UH student earns prestigious award for cancer vaccine research

up-and-comer

Cole Woody, a biology major in the College of Natural Sciences and Mathematics at the University of Houston, has been awarded a Barry Goldwater Scholarship, becoming the first sophomore in UH history to earn the prestigious prize for research in natural sciences, mathematics and engineering.

Woody was recognized for his research on developing potential cancer vaccines through chimeric RNAs. The work specifically investigates how a vaccine can more aggressively target cancers.

Woody developed the MHCole Pipeline, a bioinformatic tool that predicts peptide-HLA binding affinities with nearly 100 percent improvement in data processing efficiency. The MHCole Pipeline aims to find cancer-specific targets and develop personalized vaccines. Woody is also a junior research associate at the UH Sequencing Core and works in Dr.
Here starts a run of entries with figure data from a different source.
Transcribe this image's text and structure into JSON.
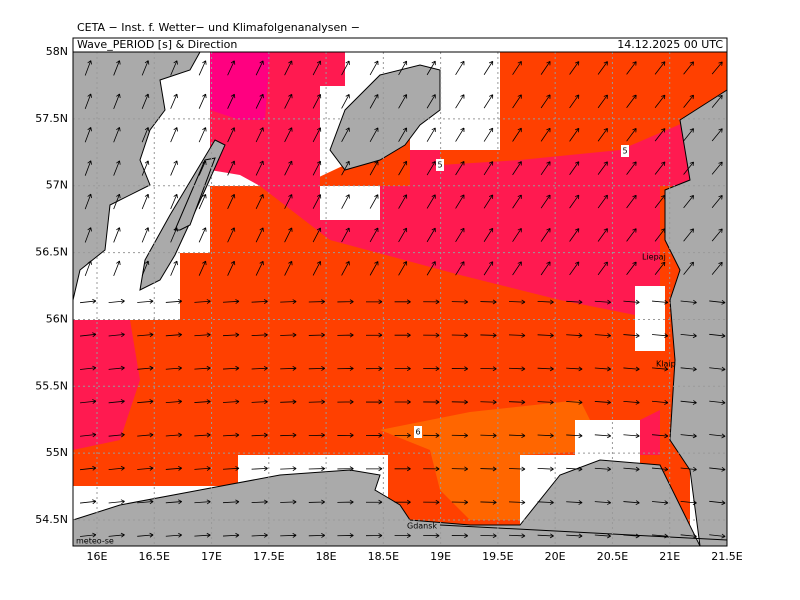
{
  "header": {
    "source": "CETA − Inst. f. Wetter− und Klimafolgenanalysen −",
    "title": "Wave_PERIOD [s] & Direction",
    "date": "14.12.2025 00 UTC"
  },
  "map": {
    "longitude_labels": [
      "16E",
      "16.5E",
      "17E",
      "17.5E",
      "18E",
      "18.5E",
      "19E",
      "19.5E",
      "20E",
      "20.5E",
      "21E",
      "21.5E"
    ],
    "latitude_labels": [
      "58N",
      "57.5N",
      "57N",
      "56.5N",
      "56N",
      "55.5N",
      "55N",
      "54.5N"
    ],
    "contour_labels": [
      "5",
      "5",
      "6"
    ],
    "places": [
      "Liepaj",
      "Klaip",
      "Gdansk"
    ],
    "credit": "meteo-se"
  }
}
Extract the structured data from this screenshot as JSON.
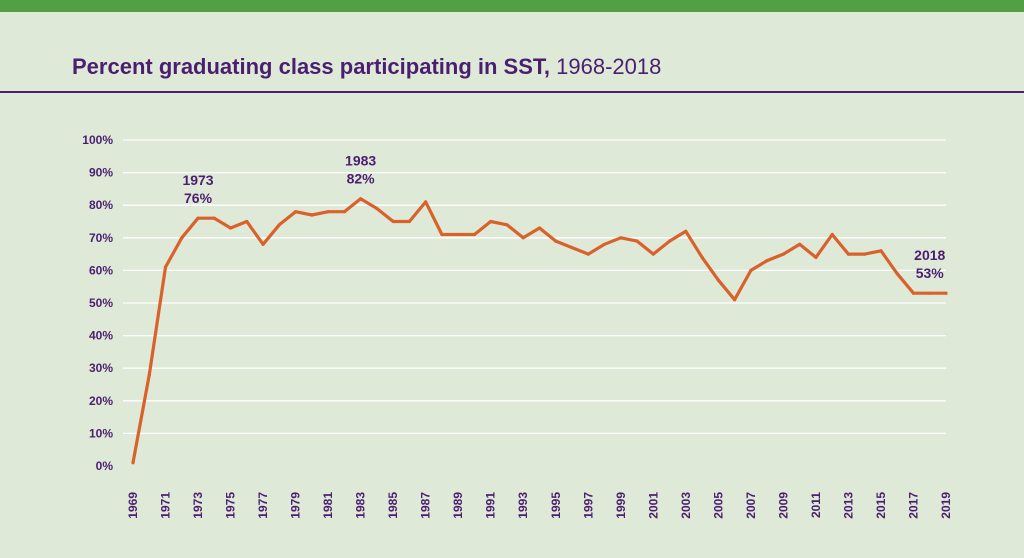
{
  "chart_data": {
    "type": "line",
    "title": "Percent graduating class participating in SST,",
    "title_years": "1968-2018",
    "xlabel": "",
    "ylabel": "",
    "ylim": [
      0,
      100
    ],
    "xlim": [
      1969,
      2019
    ],
    "grid": true,
    "y_ticks": [
      "0%",
      "10%",
      "20%",
      "30%",
      "40%",
      "50%",
      "60%",
      "70%",
      "80%",
      "90%",
      "100%"
    ],
    "x_ticks": [
      "1969",
      "1971",
      "1973",
      "1975",
      "1977",
      "1979",
      "1981",
      "1983",
      "1985",
      "1987",
      "1989",
      "1991",
      "1993",
      "1995",
      "1997",
      "1999",
      "2001",
      "2003",
      "2005",
      "2007",
      "2009",
      "2011",
      "2013",
      "2015",
      "2017",
      "2019"
    ],
    "series": [
      {
        "color": "#d9622b",
        "x": [
          1969,
          1970,
          1971,
          1972,
          1973,
          1974,
          1975,
          1976,
          1977,
          1978,
          1979,
          1980,
          1981,
          1982,
          1983,
          1984,
          1985,
          1986,
          1987,
          1988,
          1989,
          1990,
          1991,
          1992,
          1993,
          1994,
          1995,
          1996,
          1997,
          1998,
          1999,
          2000,
          2001,
          2002,
          2003,
          2004,
          2005,
          2006,
          2007,
          2008,
          2009,
          2010,
          2011,
          2012,
          2013,
          2014,
          2015,
          2016,
          2017,
          2018,
          2019
        ],
        "values": [
          1,
          28,
          61,
          70,
          76,
          76,
          73,
          75,
          68,
          74,
          78,
          77,
          78,
          78,
          82,
          79,
          75,
          75,
          81,
          71,
          71,
          71,
          75,
          74,
          70,
          73,
          69,
          67,
          65,
          68,
          70,
          69,
          65,
          69,
          72,
          64,
          57,
          51,
          60,
          63,
          65,
          68,
          64,
          71,
          65,
          65,
          66,
          59,
          53,
          53,
          53
        ]
      }
    ],
    "annotations": [
      {
        "year": "1973",
        "value": "76%",
        "x": 1973,
        "y": 76
      },
      {
        "year": "1983",
        "value": "82%",
        "x": 1983,
        "y": 82
      },
      {
        "year": "2018",
        "value": "53%",
        "x": 2018,
        "y": 53
      }
    ]
  }
}
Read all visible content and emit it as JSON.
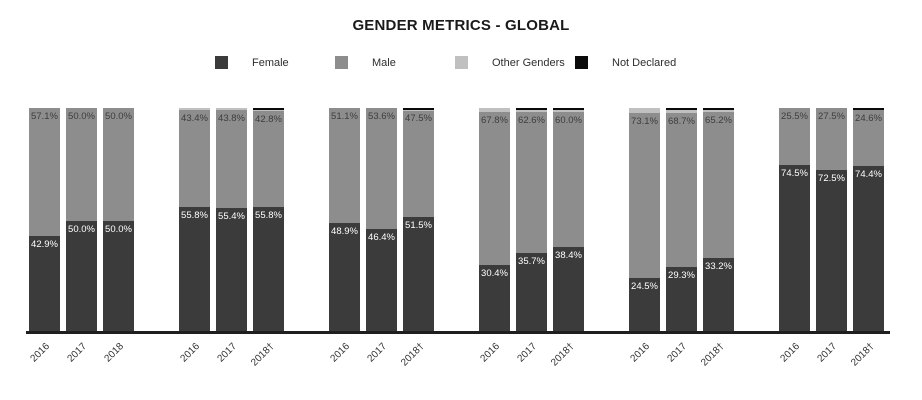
{
  "title": "GENDER METRICS - GLOBAL",
  "legend": {
    "items": [
      {
        "label": "Female",
        "key": "female"
      },
      {
        "label": "Male",
        "key": "male"
      },
      {
        "label": "Other Genders",
        "key": "other_genders"
      },
      {
        "label": "Not Declared",
        "key": "not_declared"
      }
    ]
  },
  "colors": {
    "female": "#3b3b3b",
    "male": "#8d8d8d",
    "other_genders": "#c0c0c0",
    "not_declared": "#0a0a0a",
    "axis": "#1f1f1f",
    "female_label_text": "#ffffff",
    "male_label_text": "#3d3d3d"
  },
  "chart_data": {
    "type": "bar",
    "stacked": true,
    "value_unit": "%",
    "ylim": [
      0,
      100
    ],
    "legend_position": "top",
    "grid": false,
    "series_order": [
      "female",
      "male",
      "other_genders",
      "not_declared"
    ],
    "labeled_series": [
      "female",
      "male"
    ],
    "x_tick_rotation": 45,
    "groups": [
      {
        "bars": [
          {
            "year": "2016",
            "female": 42.9,
            "male": 57.1,
            "other_genders": 0,
            "not_declared": 0
          },
          {
            "year": "2017",
            "female": 50.0,
            "male": 50.0,
            "other_genders": 0,
            "not_declared": 0
          },
          {
            "year": "2018",
            "female": 50.0,
            "male": 50.0,
            "other_genders": 0,
            "not_declared": 0
          }
        ]
      },
      {
        "bars": [
          {
            "year": "2016",
            "female": 55.8,
            "male": 43.4,
            "other_genders": 0.8,
            "not_declared": 0
          },
          {
            "year": "2017",
            "female": 55.4,
            "male": 43.8,
            "other_genders": 0.8,
            "not_declared": 0
          },
          {
            "year": "2018†",
            "female": 55.8,
            "male": 42.8,
            "other_genders": 0.7,
            "not_declared": 0.7
          }
        ]
      },
      {
        "bars": [
          {
            "year": "2016",
            "female": 48.9,
            "male": 51.1,
            "other_genders": 0,
            "not_declared": 0
          },
          {
            "year": "2017",
            "female": 46.4,
            "male": 53.6,
            "other_genders": 0,
            "not_declared": 0
          },
          {
            "year": "2018†",
            "female": 51.5,
            "male": 47.5,
            "other_genders": 0.3,
            "not_declared": 0.7
          }
        ]
      },
      {
        "bars": [
          {
            "year": "2016",
            "female": 30.4,
            "male": 67.8,
            "other_genders": 1.8,
            "not_declared": 0
          },
          {
            "year": "2017",
            "female": 35.7,
            "male": 62.6,
            "other_genders": 0.8,
            "not_declared": 0.9
          },
          {
            "year": "2018†",
            "female": 38.4,
            "male": 60.0,
            "other_genders": 0.7,
            "not_declared": 0.9
          }
        ]
      },
      {
        "bars": [
          {
            "year": "2016",
            "female": 24.5,
            "male": 73.1,
            "other_genders": 2.4,
            "not_declared": 0
          },
          {
            "year": "2017",
            "female": 29.3,
            "male": 68.7,
            "other_genders": 1.0,
            "not_declared": 1.0
          },
          {
            "year": "2018†",
            "female": 33.2,
            "male": 65.2,
            "other_genders": 0.7,
            "not_declared": 0.9
          }
        ]
      },
      {
        "bars": [
          {
            "year": "2016",
            "female": 74.5,
            "male": 25.5,
            "other_genders": 0,
            "not_declared": 0
          },
          {
            "year": "2017",
            "female": 72.5,
            "male": 27.5,
            "other_genders": 0,
            "not_declared": 0
          },
          {
            "year": "2018†",
            "female": 74.4,
            "male": 24.6,
            "other_genders": 0,
            "not_declared": 1.0
          }
        ]
      }
    ]
  }
}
Steven Hsesheng Lin’s lab at MD Anderson Cancer Center.

“Cole’s work ethic and dedication are unmatched,” Preethi Gunaratne, director of the UH Sequencing Core and professor of Biology & Biochemistry at NSM, said in a news release. “He consistently worked 60 to 70 hours a week, committing himself to learning new techniques and coding the MHCole pipeline.”

Woody plans to earn his MD-PhD and has been accepted into the Harvard/MIT MD-PhD Early Access to Research Training (HEART) program. According to UH, recipients of the Goldwater Scholarship often go on to win various nationally prestigious awards.

"Cole’s ability to independently design and implement such a transformative tool at such an early stage in his career demonstrates his exceptional technical acumen and creative problem-solving skills, which should go a long way towards a promising career in immuno-oncology,” Gunaratne added in the release.